Protection from ataxia-linked apoptosis by gap junction inhibitors.

作者信息

Lin Dingbo, Takemoto Dolores J

机构信息

Department of Biochemistry, Kansas State University, 141 Chalmers Hall, Manhattan, KS 66506, USA.

出版信息

Biochem Biophys Res Commun. 2007 Nov 3;362(4):982-7. doi: 10.1016/j.bbrc.2007.08.093. Epub 2007 Aug 27.

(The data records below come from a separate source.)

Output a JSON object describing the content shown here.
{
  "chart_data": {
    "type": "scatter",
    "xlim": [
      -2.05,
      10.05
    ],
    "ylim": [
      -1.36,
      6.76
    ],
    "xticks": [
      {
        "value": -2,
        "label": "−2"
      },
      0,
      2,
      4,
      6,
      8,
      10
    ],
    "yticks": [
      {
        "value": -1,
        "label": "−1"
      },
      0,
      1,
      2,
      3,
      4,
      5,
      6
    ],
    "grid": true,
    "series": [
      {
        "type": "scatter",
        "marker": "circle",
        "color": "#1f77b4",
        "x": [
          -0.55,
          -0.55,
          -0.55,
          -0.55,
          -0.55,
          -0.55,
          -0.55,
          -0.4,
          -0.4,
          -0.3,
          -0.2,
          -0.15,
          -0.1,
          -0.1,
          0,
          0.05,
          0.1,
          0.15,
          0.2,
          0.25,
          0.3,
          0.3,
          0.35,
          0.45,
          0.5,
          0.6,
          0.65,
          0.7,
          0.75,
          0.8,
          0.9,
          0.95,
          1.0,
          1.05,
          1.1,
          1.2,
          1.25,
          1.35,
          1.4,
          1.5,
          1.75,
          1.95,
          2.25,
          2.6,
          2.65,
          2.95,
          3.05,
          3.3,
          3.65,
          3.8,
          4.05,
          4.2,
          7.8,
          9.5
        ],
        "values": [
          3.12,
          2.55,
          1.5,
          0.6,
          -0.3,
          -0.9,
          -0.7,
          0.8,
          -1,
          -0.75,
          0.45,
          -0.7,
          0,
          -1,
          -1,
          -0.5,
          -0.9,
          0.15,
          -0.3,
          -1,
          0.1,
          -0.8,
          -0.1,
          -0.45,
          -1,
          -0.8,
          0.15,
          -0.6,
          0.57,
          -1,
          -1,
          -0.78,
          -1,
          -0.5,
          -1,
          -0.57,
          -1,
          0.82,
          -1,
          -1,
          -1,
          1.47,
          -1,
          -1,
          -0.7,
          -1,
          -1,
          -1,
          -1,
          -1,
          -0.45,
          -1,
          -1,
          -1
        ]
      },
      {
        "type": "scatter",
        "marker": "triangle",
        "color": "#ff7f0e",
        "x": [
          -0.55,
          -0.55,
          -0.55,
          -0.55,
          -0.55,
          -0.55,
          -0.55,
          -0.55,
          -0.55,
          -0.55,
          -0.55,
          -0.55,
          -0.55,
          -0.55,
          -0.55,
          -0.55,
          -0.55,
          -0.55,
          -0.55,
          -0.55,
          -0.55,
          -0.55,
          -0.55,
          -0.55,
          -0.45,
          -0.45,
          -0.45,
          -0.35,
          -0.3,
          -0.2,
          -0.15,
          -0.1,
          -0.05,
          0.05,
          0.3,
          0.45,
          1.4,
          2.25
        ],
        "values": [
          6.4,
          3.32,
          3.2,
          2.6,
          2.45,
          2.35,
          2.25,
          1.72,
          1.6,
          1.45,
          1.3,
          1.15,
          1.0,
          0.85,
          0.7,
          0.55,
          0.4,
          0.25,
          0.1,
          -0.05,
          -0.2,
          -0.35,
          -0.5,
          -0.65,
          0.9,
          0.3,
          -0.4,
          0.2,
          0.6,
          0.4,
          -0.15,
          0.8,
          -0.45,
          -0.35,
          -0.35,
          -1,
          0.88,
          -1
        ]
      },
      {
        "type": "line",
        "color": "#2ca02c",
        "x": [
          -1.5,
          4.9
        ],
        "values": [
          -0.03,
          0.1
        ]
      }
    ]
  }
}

DOI:10.1016/j.bbrc.2007.08.093
PMID:17822669
原文链接:https://pmc.ncbi.nlm.nih.gov/articles/PMC2034346/
Abstract

Mutations in the protein kinase C gamma (PKCgamma) gene cause spinocerebellar ataxia type 14 (SCA14), a heterogeneous neurodegenerative disorder. Synthetic peptides (C1B1) serve as gap junction inhibitors through activation of PKCgamma control of gap junctions. We investigated the neuroprotective potential of these peptides against SCA14 mutation-induced cell death using neuronal HT22 cells. The C1B1 synthetic peptides completely restored PKCgamma enzyme activity and subsequent control of gap junctions. PKCgamma SCA14 mutant proteins were shown to cause aggregation which initially resulted in endoplasmic reticulum (ER) stress and cell apoptosis as demonstrated by phosphorylation of PERK on Thr981, activation of caspase-12, increases in BiP/GRP78 protein levels, and consequent activation of caspase-3. Pre-incubation with C1B1 peptides completely abolished these SCA14 effects on ER stress and caspase-3 activation, suggesting that C1B1 peptides protect cells from apoptosis through inhibition of gap junctions by restoration of PKCgamma control of gap junctions, which may result in neuroprotection in SCA14.

摘要

蛋白激酶Cγ(PKCγ)基因突变会导致14型脊髓小脑共济失调(SCA14),这是一种异质性神经退行性疾病。合成肽(C1B1)通过激活PKCγ对缝隙连接的控制来充当缝隙连接抑制剂。我们使用神经元HT22细胞研究了这些肽对SCA14突变诱导的细胞死亡的神经保护潜力。C1B1合成肽完全恢复了PKCγ酶活性以及随后对缝隙连接的控制。研究表明,PKCγ SCA14突变蛋白会导致聚集,最初会导致内质网(ER)应激和细胞凋亡,这通过Thr981位点的PERK磷酸化、caspase-12的激活、BiP/GRP78蛋白水平的增加以及随后caspase-3的激活得以证明。用C1B1肽预孵育完全消除了这些SCA14对内质网应激和caspase-3激活的影响,表明C1B1肽通过恢复PKCγ对缝隙连接的控制来抑制缝隙连接,从而保护细胞免于凋亡,这可能会在SCA14中产生神经保护作用。